You want to sue me? You want Sixty Minutes to come and disgrace me? Over $79 for something you broke and now expect a full refund? I peered at the thuggish bloke through my gold rimmed frames. He was riddled with tattoos all over his face; I was merely riddled with acne scars. He wore a long pigtail and a cruel scowl; I couldn’t match him with my fake growl. Reminded me of a silverback; but without a silver back. Ok, call the media, we do not mind free publicity. Any PR is good PR, I emphasised with a higher pitch. The bikie (I assumed he was a bikie, the hints were there, his Hell’s Angels leather jacket, his burly mates with folded ape-size arms hanging in front of the shop counter like a bad smell.) sneered and hissed, Watch your back, we will wait for you to come out after work. After work meant after sweeping and mopping the shop floor. I managed to get home safely that night, otherwise, I wouldn’t be writing this today.

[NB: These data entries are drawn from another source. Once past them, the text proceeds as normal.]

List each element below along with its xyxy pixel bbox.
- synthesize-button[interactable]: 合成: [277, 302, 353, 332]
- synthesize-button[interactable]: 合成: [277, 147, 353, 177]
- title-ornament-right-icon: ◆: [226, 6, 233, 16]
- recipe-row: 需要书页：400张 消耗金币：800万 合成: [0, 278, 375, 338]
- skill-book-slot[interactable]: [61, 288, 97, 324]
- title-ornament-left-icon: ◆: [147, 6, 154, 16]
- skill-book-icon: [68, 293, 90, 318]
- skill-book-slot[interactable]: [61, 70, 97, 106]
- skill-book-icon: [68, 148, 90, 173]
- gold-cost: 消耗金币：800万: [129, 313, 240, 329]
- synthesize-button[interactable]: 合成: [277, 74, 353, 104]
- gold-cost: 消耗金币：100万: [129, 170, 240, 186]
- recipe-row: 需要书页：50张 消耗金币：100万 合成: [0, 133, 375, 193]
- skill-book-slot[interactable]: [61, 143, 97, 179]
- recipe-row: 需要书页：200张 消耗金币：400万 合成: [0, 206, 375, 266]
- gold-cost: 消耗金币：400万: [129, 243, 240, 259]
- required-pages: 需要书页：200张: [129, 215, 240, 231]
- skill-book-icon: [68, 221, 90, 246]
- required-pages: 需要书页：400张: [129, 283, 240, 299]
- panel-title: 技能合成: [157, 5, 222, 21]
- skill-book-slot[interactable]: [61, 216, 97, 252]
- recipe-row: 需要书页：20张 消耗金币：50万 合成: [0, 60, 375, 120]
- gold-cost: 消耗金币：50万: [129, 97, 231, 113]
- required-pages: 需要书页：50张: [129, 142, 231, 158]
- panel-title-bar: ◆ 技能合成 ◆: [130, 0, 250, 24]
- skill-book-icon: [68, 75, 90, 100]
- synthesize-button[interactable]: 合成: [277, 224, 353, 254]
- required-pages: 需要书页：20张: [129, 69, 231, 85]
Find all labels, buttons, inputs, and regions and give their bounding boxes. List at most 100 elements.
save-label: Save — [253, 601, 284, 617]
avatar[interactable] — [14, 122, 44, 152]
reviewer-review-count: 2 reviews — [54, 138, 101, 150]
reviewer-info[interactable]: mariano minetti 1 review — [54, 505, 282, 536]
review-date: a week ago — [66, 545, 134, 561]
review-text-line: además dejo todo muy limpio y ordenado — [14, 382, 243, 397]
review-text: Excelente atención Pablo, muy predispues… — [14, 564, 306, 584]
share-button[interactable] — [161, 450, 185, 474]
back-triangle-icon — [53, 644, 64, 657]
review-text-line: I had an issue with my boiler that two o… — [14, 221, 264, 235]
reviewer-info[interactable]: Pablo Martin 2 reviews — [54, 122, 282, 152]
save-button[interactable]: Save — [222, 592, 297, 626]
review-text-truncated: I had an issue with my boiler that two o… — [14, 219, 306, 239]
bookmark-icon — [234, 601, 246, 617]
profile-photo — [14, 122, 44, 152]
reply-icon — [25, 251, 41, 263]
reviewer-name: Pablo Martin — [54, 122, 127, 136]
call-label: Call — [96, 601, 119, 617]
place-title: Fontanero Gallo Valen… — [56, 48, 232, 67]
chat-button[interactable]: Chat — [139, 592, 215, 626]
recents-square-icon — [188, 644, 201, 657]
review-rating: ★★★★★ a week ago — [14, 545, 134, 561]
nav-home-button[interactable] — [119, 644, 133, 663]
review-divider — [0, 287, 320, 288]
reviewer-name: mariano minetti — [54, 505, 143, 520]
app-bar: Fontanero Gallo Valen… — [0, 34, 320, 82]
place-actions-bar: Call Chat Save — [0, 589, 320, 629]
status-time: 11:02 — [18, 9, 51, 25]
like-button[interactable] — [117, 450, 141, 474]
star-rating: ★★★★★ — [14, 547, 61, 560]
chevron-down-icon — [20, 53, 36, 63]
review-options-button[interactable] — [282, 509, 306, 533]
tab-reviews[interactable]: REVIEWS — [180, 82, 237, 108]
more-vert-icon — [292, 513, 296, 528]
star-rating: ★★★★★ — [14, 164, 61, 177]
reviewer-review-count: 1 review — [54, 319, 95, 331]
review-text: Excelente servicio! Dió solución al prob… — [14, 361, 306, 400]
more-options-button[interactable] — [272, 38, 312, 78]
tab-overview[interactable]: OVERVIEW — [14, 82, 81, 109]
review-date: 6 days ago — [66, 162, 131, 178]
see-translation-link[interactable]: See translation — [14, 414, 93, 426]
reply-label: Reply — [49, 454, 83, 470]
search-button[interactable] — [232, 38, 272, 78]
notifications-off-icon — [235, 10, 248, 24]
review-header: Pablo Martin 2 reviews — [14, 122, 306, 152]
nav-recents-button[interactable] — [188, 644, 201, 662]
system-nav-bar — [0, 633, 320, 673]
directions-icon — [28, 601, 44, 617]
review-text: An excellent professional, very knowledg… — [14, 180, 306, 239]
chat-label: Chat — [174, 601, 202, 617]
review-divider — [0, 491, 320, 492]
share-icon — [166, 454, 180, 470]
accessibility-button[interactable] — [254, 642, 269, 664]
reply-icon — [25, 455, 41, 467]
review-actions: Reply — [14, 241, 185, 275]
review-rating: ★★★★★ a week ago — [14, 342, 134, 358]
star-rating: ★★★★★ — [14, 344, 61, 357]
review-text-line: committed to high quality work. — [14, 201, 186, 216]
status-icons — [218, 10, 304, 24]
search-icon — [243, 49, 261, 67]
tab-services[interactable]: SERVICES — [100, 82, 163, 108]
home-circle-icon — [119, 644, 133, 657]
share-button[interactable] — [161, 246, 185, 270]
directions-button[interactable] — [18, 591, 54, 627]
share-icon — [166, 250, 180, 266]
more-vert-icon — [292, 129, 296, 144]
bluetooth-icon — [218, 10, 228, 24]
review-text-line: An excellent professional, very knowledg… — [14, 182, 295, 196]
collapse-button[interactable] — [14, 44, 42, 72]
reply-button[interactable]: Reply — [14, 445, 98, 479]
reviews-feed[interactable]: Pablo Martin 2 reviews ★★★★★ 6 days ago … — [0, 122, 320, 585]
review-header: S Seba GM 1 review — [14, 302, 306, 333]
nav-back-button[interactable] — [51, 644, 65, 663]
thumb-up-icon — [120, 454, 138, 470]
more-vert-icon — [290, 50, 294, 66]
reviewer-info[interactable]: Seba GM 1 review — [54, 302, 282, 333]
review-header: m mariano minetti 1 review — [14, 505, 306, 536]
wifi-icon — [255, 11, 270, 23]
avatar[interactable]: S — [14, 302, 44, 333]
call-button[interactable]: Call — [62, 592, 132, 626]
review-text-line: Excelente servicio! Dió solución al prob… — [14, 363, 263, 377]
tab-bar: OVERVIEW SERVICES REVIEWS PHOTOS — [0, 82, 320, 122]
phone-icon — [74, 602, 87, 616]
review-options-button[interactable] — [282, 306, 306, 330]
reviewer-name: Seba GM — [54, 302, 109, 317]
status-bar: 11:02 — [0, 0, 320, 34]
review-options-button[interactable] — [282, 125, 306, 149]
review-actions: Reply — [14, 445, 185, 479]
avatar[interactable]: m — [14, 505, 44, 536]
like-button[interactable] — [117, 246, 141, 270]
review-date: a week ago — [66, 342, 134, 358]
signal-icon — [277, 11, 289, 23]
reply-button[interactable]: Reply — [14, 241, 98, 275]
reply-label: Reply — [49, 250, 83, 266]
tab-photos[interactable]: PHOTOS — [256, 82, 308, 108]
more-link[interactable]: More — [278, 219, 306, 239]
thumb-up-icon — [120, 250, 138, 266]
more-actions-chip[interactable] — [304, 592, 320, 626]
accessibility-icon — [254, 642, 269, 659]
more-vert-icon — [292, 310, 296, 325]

He was back the next day! At the front of the shop, even before I got there. If only paying customers were like that, no, it is always fickle customers that queue up before opening time so that they can get their refunds before the cash register rings its first greeting for the day. Why don’t we negotiate, he asked? I have a friend who will mediate without bias. By that, he meant his fellow thugs would bear-hug me with their ape-arms? Or we can go to Consumer Affairs. It will cost you more to pay for court fees, he quipped, obviously equipped with extra legal knowledge overnight. His bikie mates arrived, and from the corner of my eye, I saw the only customer browsing in the other corner of the shop leave. His mates were raucous, obnoxious and one was downright ridiculous, flicking cigarette ash onto my meticulously mopped floor. I couldn’t help but follow him with an ash tray, catching dirty ash before they dirty my floor. Ok, let’s be smart about this, I did not want to have to mop my floor again before the first sale. A quick easy way to mediate was to offer him a 50:50 settlement to which he accepted immediately.
Urghhlings. I went home that night to recuperate from the stress. Yes, it is very necessary for a shop-keeper to know meditation, to de-stress. That’s infinitely better than to resort to medication.